“Hasta aquí hemos llegado” tuona Mariano Rajoy a metà del faccia a faccia più atteso in questa campagna elettorale spagnola. Come a dire “quel che è troppo è troppo”. Il presidente del governo non esce di scena, come da reality, ma risponde adirato al durissimo tono di Pedro Sánchez, leader dei socialisti, che lo incalza in diretta tv: “Lei è un persona indecente”, lo accusa in merito alla vicende di corruzione del partito popolare, pretendendo mandare il nemico ko. E il candidato del PP risponde dandogli del “vile, meschino e spregevole”. Il dibattito, cominciato bene, si riduce a un duello di insulti. Proprio quando non erano necessari colpi bassi, e Sánchez sembrava dominare la scena.
I due candidati si sono fronteggiati ieri sera nell’unico faccia a faccia organizzato in diretta tv con l’intenzione di mostrarsi come l’unica opzione possibile di governo, contro i partiti emergenti di Podemos e Ciudadanos. Sánchez con la cravatta rossa, Rajoy con quella blu, attorno ad un tavolo moderato dal giornalista Manuel Campo Vidal, parlano dei loro programmi. O meglio tentano di farlo. Rajoy si fa scudo coi dati della sua gestione economica e con la critica all’era socialista del governo Zapatero. Sánchez invece lo accusa di corruzione e insensibilità verso i cittadini, oltre che dei tagli su welfare e diritti civili.

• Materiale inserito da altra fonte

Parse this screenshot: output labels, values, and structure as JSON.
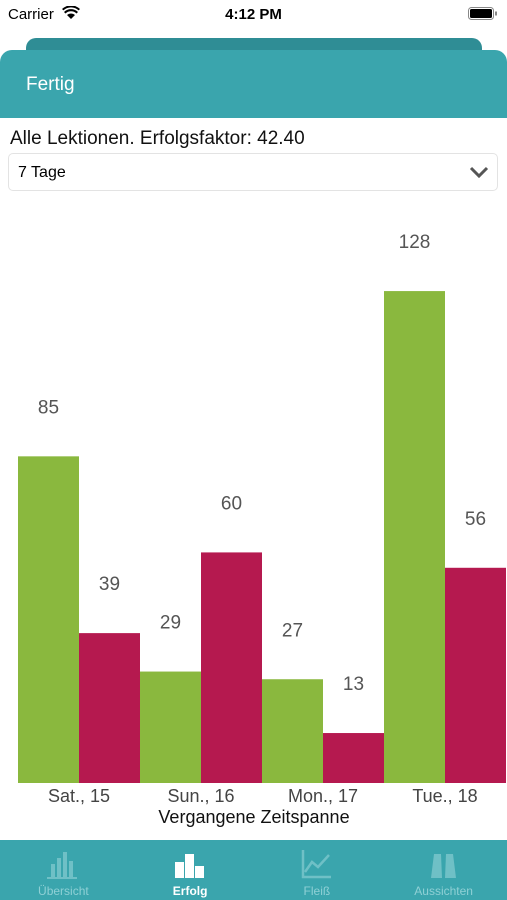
{
  "status_bar": {
    "carrier": "Carrier",
    "time": "4:12 PM"
  },
  "header": {
    "title": "Fertig"
  },
  "summary": "Alle Lektionen. Erfolgsfaktor: 42.40",
  "dropdown": {
    "selected": "7 Tage"
  },
  "tabs": [
    "Übersicht",
    "Erfolg",
    "Fleiß",
    "Aussichten"
  ],
  "chart_data": {
    "type": "bar",
    "xlabel": "Vergangene Zeitspanne",
    "categories": [
      "Sat., 15",
      "Sun., 16",
      "Mon., 17",
      "Tue., 18"
    ],
    "series": [
      {
        "color": "#8ab83e",
        "values": [
          85,
          29,
          27,
          128
        ]
      },
      {
        "color": "#b5194f",
        "values": [
          39,
          60,
          13,
          56
        ]
      }
    ],
    "ylim": [
      0,
      153
    ]
  }
}
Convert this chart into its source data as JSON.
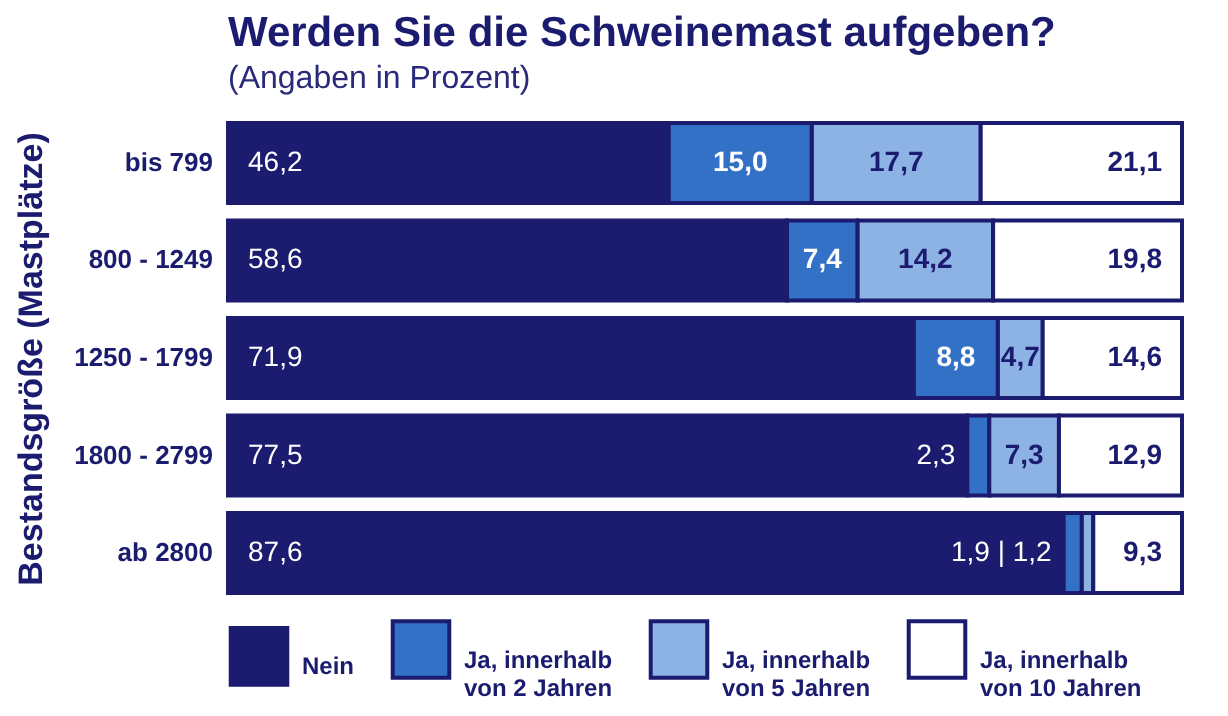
{
  "chart_data": {
    "type": "bar",
    "orientation": "horizontal",
    "stacked": true,
    "title": "Werden Sie die Schweinemast aufgeben?",
    "subtitle": "(Angaben in Prozent)",
    "ylabel": "Bestandsgröße (Mastplätze)",
    "categories": [
      "bis 799",
      "800 - 1249",
      "1250 - 1799",
      "1800 - 2799",
      "ab 2800"
    ],
    "xlim": [
      0,
      100
    ],
    "tick_labels": "y",
    "legend": "bottom",
    "series": [
      {
        "name": "Nein",
        "color": "#1b1b6f",
        "values": [
          46.2,
          58.6,
          71.9,
          77.5,
          87.6
        ],
        "value_labels": [
          "46,2",
          "58,6",
          "71,9",
          "77,5",
          "87,6"
        ]
      },
      {
        "name": "Ja, innerhalb von 2 Jahren",
        "color": "#3271c6",
        "values": [
          15.0,
          7.4,
          8.8,
          2.3,
          1.9
        ],
        "value_labels": [
          "15,0",
          "7,4",
          "8,8",
          "2,3",
          null
        ]
      },
      {
        "name": "Ja, innerhalb von 5 Jahren",
        "color": "#8db3e5",
        "values": [
          17.7,
          14.2,
          4.7,
          7.3,
          1.2
        ],
        "value_labels": [
          "17,7",
          "14,2",
          "4,7",
          "7,3",
          null
        ]
      },
      {
        "name": "Ja, innerhalb von 10 Jahren",
        "color": "#ffffff",
        "values": [
          21.1,
          19.8,
          14.6,
          12.9,
          9.3
        ],
        "value_labels": [
          "21,1",
          "19,8",
          "14,6",
          "12,9",
          "9,3"
        ]
      }
    ],
    "annotations": [
      {
        "text": "1,9 | 1,2",
        "x": 87.6,
        "y": "ab 2800"
      }
    ]
  }
}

Poi gli insulti personali. “Se lei vincerà il costo della democrazia sarà enorme perché il presidente deve essere una persona decente e lei non lo è”, dice il socialista. “La sua frase è vile, no l’accetto, è stato meschino, spregevole e miserabile”, risponde il popolare. Sánchez parlava dei casi di corruzione della legislatura, la cassa B del PP, gli sms di supporto all’ex tesoriere Bárcenas. “Avrebbe dovuto dimettersi”, attacca il candidato del Psoe. E Rajoy: “Avrebbe dovuto presentare una mozione di sfiducia. Io sono un uomo d’onore, pulito”.
La prima parte del duello tv era stata alquanto pacata: Rajoy spiegava di essere arrivato al governo di una Spagna “a rischio bancarotta”, “la malata d’Europa” che oggi “ha superato gli squilibri e cresce più degli altri Stati europei“. Per il socialista, invece, il bilancio di questi ultimi quattro anno corrisponde a più tasse, meno diritti e un’emigrazione giovanile sempre più alta. Rajoy ha promesso di “creare due milioni di posti di lavoro” e Sánchez lo ha accusato di creare lavoro precario.
Poi arriva la parola “rescate“. La Spagna ha o non ha avuto un piano di salvataggio? chiede più volte il leader del Psoe al presidente del governo. Nel minuto finale Sánchez parla di un cambiamento perché “il Psoe è l’unica alternativa”. Rajoy parla di “stabilità, sicurezza e certezza“. Il dibattito si è però già perso dietro accuse e offese. Dietro le quinte Pablo Iglesias e Albert Rivera seguono i due leader. “Un faccia a faccia in bianco e nero. Sembra di guardare un dibattito del 1993”, è il commento a caldo del leader di Podemos. “Non si governa un Paese col fango o con le scariche elettriche”, aggiunge il candidato di Ciudadanos. Poi i due concordano: “Sarà l’ultimo dibattito del bipartitismo”. Frattanto il moderatore chiude la diretta: “Buonanotte Spagna. Buonanotte Europa. Buonanotte America”.